A Beam of Light cover

A Beam of Light

Commissario Montalbano • Book 19

4.05 Goodreads
(4.2K ratings)

Why You'll Love This

Nineteen books in, Camilleri still finds ways to make Montalbano's personal failings as gripping as any crime he solves.

  • Great if you want: Mediterranean atmosphere with a morally complicated detective at the center
  • The experience: relaxed but layered — sunlit on the surface, quietly unsettling underneath
  • The writing: Camilleri blends dry Sicilian wit with political bite in every chapter
  • Skip if: you haven't warmed to Montalbano yet — this won't convert skeptics

About This Book

Inspector Montalbano has never been entirely faithful to routine, but in A Beam of Light the fault lines in his carefully ordered life deepen in ways that feel genuinely unsettling. When a captivating art gallery owner disrupts his emotional equilibrium just as a wave of crimes—assault, trafficking, and worse—descends on the Sicilian town of Vigàta, Montalbano must navigate competing loyalties: to justice, to the woman he loves, and to the version of himself he'd prefer to believe in. The stakes here are both criminal and quietly personal, and that tension gives the novel an unusual emotional charge.
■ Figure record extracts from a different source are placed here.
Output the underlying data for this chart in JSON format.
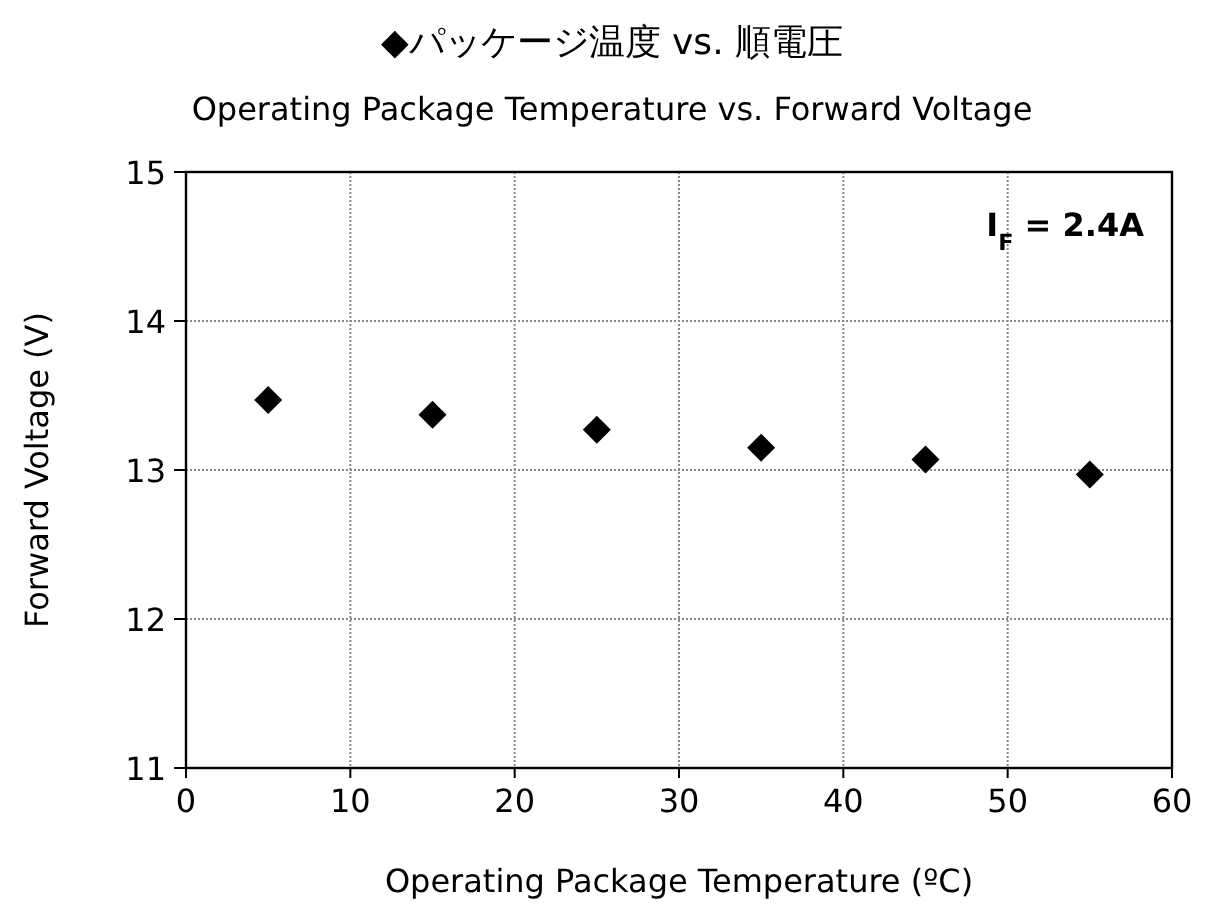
{
  "chart_data": {
    "type": "scatter",
    "title": "◆パッケージ温度 vs. 順電圧",
    "subtitle": "Operating Package Temperature vs. Forward Voltage",
    "xlabel": "Operating Package Temperature (ºC)",
    "ylabel": "Forward Voltage (V)",
    "annotations": [
      "I$_{F}$ = 2.4A"
    ],
    "x": [
      5,
      15,
      25,
      35,
      45,
      55
    ],
    "series": [
      {
        "color": "#000000",
        "values": [
          13.47,
          13.37,
          13.27,
          13.15,
          13.07,
          12.97
        ]
      }
    ],
    "marker": "diamond",
    "grid": true,
    "xlim": [
      0,
      60
    ],
    "xticks": [
      0,
      10,
      20,
      30,
      40,
      50,
      60
    ],
    "ylim": [
      11,
      15
    ],
    "yticks": [
      11,
      12,
      13,
      14,
      15
    ]
  }
}
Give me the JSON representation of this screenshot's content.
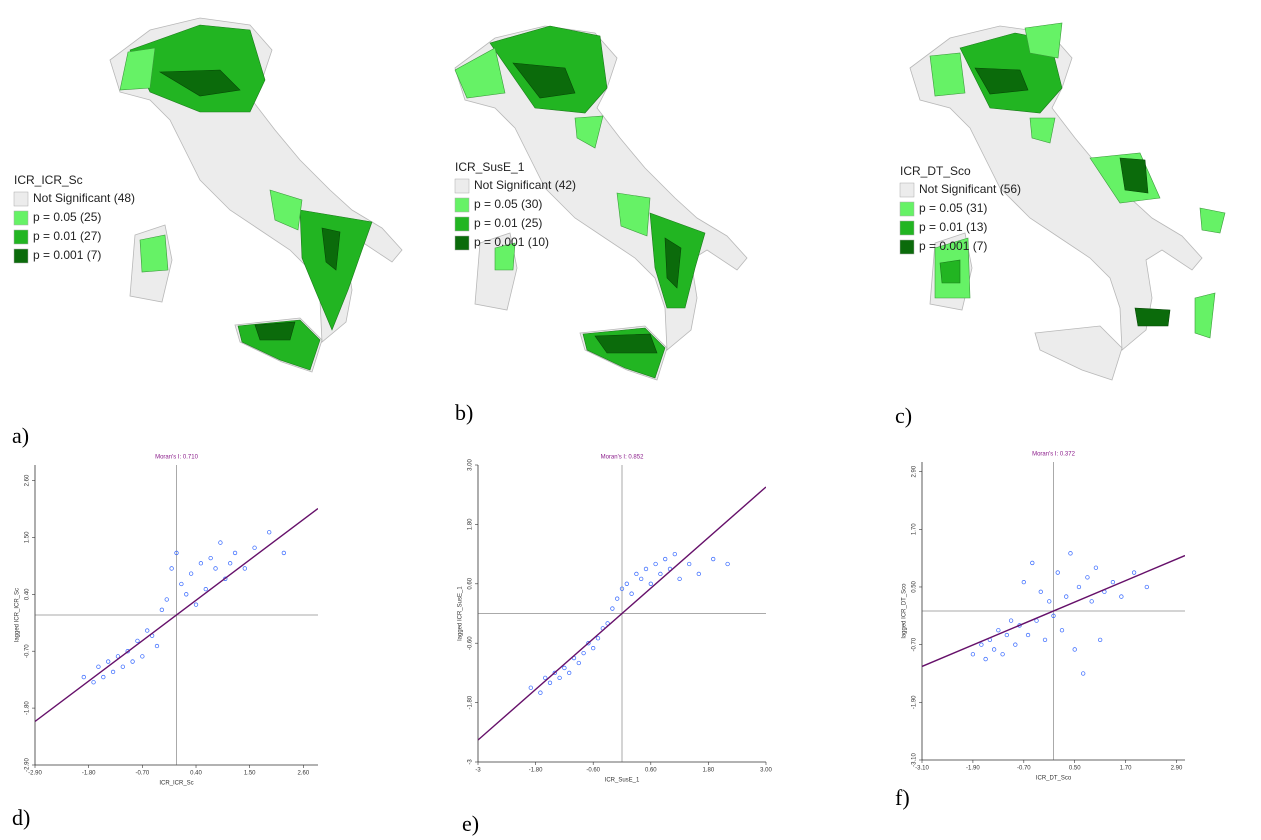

What distinguishes Camilleri's work at this stage of the series is how effortlessly he holds comedy, melancholy, and sharp social observation in the same breath. The prose—brisk, sun-drenched, shot through with Sicilian idiom—never lets the weight of the themes drag the story into gloom. Montalbano ages but never calcifies, and readers nineteen books in will find familiar pleasures refreshed by a plot that pushes the inspector somewhere less comfortable than usual. It's a book that rewards patience with character as much as appetite for plot.